SSIS # 102 – Don’t be afraid to leverage TSQL in SSIS package
I hope so far you are convinced that you need to learn at least one ETL tool in order to stay competitive in the SQL/BI profession. I also hope that Microsoft SSIS is your choice.
I’ve worked with two types of people with very different views on ETL tools.
One is to be very skeptical about using an ETL tool over hand coded SQL code. They are even more skeptical when they see I am using stored procedures in a SSIS package. Their argument is that if all can be done in a stored procedure, why use both stored procedures and SSIS. Would it be simpler to just stick to one tool?
Another type tends to completely abandon TSQL code, in favor of data flow tasks only, such as Union All, Merge, Sort, Lookup, Slowly Changing Dimension etc.
To the first group of friends, I hope they have eventually been convinced that an ETL tool is the way to go for ETL work.
Some high level benefits of SSIS:
- visual representation of work
- control flow (Including multiple execution paths, and conditional execution path)
- data transformations from source to target
- event logging
- source and target do not need to be on the same server or same DBMS
- audit details
- package configurations for secure and easy deployment
- memory management
In this blog, I’d like share with you one very important lesson I’ve learned. That is never be afraid to leverage TSQL in SSIS packages.
Why use the Sort data flow task when you can write TSQL code to SORT the data?
Why use the Merge task when you can write TSQL code to JOIN tables?
Why bring too much from the source when you can write TSQL code with proper WHERE clause to limit it to only the data you need?
Why use Derived Column task when you can write TSQL code to derive the column?
Why use data flow at all if you can write a stored procedure that encapsulates all business logics and have it executed from a Execute SQL Task?

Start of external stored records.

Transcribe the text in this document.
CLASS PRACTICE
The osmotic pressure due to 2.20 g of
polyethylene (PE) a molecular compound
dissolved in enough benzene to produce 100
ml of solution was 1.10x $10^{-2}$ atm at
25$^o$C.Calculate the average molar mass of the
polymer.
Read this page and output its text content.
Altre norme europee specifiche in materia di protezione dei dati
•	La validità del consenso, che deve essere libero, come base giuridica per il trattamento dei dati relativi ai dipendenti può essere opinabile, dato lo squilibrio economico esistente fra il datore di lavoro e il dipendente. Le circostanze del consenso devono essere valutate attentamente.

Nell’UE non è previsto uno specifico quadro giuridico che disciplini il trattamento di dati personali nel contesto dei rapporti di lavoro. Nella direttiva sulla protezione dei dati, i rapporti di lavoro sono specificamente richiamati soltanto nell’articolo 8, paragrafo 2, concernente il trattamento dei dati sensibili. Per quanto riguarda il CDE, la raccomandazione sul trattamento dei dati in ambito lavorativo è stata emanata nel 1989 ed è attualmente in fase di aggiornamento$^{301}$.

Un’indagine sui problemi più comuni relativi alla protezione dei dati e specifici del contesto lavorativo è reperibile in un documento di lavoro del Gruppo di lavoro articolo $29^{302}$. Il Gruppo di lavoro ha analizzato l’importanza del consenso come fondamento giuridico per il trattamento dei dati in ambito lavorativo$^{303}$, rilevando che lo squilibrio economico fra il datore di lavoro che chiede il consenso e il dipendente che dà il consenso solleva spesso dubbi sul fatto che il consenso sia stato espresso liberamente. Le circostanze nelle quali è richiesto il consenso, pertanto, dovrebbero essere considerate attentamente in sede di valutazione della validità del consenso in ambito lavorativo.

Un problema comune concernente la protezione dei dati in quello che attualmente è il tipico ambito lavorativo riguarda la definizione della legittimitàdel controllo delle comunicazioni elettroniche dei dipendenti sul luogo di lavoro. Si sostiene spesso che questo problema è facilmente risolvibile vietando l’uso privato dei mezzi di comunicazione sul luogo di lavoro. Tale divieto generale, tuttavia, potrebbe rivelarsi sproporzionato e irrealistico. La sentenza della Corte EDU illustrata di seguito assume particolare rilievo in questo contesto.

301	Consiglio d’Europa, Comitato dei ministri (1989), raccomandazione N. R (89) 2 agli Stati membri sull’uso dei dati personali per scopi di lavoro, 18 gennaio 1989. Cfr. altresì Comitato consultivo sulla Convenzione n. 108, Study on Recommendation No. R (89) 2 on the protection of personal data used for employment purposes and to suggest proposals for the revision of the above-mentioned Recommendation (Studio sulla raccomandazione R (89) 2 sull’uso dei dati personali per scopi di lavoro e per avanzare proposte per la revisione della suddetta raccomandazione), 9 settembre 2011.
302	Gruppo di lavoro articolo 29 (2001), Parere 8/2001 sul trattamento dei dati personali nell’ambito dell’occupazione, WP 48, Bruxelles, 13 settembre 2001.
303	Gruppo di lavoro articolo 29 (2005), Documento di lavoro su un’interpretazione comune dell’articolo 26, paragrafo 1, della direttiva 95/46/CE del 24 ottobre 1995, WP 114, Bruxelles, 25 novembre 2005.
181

Set-based INSERT and UPDATE
This is not just because we want to leverage the SQL Server engine’s computing power, but also for another very good reason. A very simple reason. That is to prefer set-based INSERT and UPDATE over row-by-row in-memory operation.
If you are working with large amount of data, writing TSQL set-based code to do INSERT and UPDATE, can quickly become your only option. In this case, sending large changes into staging will be your first step.
A reader once asked me if using SCD (Slowly Changing Dimension) is the only way for loading dimensions. I hope you have drawn your own conclusion so far. No, it’s is not the only way. It’s not always the best way either.